We share in your sense of urgency to get this money out to community needs. However, you should not be pushed by Mayor Brown into a false deadline:

  • Whenever the budget modification and ARP recipients are approved by Council, it will take at least two months for the administration to draft and finalize contracts. No disbursements will be made during your August recess, even if you do approve the modification.
  • In their meeting yesterday on July 26, the Buffalo Fiscal Stability Authority gave the Common Council until September 5 to adopt the ARPA modifications necessary to balance the budget. They said if the Council does not adopt it, the Mayor must submit adjustments to the City’s four-year budget forecast by September 12.
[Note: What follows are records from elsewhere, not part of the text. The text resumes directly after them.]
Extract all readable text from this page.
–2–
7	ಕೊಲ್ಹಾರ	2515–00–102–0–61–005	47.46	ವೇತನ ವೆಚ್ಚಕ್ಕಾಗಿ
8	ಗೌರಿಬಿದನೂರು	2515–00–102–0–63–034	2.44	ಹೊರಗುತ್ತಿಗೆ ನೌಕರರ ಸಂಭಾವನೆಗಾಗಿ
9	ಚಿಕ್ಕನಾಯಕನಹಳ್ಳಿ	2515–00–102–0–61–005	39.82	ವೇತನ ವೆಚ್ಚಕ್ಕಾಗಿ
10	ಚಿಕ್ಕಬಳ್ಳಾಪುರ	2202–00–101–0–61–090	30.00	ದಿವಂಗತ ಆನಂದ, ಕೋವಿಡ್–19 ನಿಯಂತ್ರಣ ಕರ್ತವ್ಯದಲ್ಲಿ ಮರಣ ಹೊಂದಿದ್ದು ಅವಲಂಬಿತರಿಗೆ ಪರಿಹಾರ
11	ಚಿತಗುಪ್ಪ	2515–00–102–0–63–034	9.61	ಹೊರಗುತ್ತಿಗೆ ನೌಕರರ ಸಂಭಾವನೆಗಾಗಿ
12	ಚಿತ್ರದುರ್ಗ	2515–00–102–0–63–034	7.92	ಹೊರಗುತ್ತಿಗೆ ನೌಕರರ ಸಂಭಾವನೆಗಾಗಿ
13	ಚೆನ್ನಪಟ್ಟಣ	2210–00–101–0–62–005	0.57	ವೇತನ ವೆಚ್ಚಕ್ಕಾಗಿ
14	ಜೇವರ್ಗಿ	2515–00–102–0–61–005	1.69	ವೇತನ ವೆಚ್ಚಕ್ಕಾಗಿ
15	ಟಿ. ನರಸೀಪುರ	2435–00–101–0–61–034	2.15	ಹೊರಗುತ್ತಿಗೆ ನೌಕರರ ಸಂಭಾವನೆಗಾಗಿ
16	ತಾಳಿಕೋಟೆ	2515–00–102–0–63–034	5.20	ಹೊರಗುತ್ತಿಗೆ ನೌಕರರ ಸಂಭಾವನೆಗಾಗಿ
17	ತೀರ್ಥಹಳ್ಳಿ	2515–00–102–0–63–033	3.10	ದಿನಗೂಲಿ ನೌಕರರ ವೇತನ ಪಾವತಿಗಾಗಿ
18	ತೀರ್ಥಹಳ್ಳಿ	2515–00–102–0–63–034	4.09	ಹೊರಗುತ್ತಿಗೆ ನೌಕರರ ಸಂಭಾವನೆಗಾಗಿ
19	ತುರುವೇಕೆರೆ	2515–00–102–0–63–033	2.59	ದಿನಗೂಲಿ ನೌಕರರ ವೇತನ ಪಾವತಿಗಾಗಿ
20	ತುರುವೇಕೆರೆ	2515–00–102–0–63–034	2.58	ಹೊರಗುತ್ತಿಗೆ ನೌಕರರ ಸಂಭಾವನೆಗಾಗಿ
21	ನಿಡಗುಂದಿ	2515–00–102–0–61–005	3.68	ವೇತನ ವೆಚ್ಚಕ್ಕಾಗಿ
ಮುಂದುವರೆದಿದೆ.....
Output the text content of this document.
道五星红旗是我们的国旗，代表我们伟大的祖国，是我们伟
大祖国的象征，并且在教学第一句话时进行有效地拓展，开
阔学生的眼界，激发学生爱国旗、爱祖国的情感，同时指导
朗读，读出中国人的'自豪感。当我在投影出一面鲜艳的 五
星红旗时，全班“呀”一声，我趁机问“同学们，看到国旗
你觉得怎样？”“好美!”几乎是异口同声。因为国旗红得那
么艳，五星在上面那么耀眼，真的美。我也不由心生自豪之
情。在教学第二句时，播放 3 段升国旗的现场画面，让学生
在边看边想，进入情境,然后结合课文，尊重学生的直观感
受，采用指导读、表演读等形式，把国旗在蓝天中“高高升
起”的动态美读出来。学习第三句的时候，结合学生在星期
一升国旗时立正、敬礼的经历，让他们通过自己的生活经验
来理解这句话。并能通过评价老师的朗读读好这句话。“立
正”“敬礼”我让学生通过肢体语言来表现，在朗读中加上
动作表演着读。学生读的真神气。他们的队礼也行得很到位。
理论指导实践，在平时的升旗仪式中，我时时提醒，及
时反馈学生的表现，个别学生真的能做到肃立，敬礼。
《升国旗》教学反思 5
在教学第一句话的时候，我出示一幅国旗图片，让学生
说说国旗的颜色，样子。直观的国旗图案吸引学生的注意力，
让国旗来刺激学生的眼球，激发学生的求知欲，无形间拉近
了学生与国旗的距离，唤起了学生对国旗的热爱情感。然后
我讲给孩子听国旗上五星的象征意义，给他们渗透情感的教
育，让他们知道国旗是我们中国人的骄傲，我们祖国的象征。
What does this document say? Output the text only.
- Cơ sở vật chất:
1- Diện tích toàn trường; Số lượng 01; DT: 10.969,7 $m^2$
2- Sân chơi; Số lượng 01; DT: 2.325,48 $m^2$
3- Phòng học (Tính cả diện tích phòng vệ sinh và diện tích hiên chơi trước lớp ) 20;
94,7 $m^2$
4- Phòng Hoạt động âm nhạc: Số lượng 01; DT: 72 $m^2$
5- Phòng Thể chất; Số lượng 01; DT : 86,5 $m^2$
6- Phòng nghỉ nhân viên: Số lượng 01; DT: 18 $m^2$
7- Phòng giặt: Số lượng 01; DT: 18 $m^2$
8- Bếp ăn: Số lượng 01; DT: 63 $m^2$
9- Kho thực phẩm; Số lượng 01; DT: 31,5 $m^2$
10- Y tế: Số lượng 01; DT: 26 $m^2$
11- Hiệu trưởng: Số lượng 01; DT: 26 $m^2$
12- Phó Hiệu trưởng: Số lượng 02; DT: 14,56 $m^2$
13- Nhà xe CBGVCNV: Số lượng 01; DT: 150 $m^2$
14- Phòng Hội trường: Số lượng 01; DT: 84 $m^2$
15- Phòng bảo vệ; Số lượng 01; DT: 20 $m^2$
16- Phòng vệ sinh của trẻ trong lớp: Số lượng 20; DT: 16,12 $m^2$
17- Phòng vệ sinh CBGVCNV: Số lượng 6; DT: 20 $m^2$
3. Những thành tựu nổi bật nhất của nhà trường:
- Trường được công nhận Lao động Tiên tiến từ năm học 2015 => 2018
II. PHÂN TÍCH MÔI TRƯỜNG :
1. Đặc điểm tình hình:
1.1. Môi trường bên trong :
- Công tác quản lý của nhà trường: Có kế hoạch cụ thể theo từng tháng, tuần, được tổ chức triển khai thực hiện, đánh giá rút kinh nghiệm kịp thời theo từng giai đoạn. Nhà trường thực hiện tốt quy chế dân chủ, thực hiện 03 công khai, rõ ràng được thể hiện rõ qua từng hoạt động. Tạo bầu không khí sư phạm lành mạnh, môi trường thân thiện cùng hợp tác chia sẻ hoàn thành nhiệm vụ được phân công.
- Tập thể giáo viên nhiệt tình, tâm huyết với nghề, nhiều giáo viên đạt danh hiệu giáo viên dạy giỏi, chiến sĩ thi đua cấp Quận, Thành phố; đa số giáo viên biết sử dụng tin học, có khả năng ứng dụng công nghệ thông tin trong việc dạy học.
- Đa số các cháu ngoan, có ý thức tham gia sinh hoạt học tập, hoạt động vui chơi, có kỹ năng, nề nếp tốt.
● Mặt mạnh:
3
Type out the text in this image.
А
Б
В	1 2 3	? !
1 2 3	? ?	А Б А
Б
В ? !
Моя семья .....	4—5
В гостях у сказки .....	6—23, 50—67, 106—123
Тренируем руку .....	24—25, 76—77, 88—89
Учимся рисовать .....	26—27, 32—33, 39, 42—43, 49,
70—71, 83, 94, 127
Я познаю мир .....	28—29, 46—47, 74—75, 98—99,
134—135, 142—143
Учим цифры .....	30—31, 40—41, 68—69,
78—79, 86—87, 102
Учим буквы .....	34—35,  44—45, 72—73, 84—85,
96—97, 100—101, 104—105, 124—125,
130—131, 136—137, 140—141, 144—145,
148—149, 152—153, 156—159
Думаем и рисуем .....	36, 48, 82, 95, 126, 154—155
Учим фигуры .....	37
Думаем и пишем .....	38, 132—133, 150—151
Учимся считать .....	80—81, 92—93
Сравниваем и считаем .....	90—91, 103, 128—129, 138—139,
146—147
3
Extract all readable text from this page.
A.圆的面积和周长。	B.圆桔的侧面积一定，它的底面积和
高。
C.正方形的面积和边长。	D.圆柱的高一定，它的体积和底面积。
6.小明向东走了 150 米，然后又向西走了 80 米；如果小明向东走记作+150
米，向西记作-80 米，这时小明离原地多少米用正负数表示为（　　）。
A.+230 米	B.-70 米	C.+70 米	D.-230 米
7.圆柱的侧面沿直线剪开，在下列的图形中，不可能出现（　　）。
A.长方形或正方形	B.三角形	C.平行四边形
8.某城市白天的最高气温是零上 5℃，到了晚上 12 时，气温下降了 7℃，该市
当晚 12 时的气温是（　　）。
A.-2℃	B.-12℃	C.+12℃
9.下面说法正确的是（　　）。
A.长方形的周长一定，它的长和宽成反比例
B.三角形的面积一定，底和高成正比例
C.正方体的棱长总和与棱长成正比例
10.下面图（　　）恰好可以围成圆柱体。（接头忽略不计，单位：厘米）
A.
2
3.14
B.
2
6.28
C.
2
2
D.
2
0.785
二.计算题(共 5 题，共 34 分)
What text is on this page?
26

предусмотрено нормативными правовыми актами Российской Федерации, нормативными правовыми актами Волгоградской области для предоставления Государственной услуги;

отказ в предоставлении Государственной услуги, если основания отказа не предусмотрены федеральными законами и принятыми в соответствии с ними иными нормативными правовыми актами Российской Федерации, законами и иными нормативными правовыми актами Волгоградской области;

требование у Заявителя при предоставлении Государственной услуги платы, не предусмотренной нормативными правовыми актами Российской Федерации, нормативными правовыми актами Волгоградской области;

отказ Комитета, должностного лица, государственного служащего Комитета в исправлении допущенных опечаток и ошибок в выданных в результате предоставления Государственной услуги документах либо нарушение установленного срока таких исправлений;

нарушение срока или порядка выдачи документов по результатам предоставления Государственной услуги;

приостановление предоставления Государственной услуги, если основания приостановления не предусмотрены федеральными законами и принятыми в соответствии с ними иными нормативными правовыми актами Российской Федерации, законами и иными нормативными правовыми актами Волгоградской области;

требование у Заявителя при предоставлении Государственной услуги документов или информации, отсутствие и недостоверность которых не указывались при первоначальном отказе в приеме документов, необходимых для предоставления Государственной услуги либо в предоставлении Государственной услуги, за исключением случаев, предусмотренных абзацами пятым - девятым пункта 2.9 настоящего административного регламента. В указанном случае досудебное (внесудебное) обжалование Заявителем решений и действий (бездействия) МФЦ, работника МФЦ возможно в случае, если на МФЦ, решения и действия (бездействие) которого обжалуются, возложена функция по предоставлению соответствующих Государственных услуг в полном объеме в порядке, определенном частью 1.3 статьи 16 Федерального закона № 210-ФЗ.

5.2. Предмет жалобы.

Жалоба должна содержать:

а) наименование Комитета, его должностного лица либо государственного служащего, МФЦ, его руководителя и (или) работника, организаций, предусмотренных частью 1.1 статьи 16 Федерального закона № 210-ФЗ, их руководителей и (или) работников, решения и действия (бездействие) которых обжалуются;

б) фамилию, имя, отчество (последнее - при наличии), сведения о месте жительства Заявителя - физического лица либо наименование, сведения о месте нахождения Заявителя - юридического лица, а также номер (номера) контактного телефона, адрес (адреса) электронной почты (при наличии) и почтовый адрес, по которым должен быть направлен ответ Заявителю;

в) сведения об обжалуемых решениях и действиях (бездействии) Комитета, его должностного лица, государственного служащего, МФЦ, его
  • The Mayor has held this money up for two years; you should not accept a one-week window to approve a major modification, especially with so little information about it provided to Council Members or the public.
     

If you choose to delay the vote further, we will support you. We will mobilize additional residents and community groups to support you. We will share with our partners that this is not the Common Council’s fault, and that the Mayor is the reason the funds are delayed. We will share that we urged you to take a small amount of extra time to get it right.
 
As you concluded on Tuesday, the City needs to follow the federal procurement rules for this funding. It is simply too important to jeopardize with misuse and mistakes.
 
Residents and community organizations are turning to you because only Common Council has the power to get answers to the questions above. Please do all you can to ensure this “transformational” opportunity for Buffalo is not lost entirely.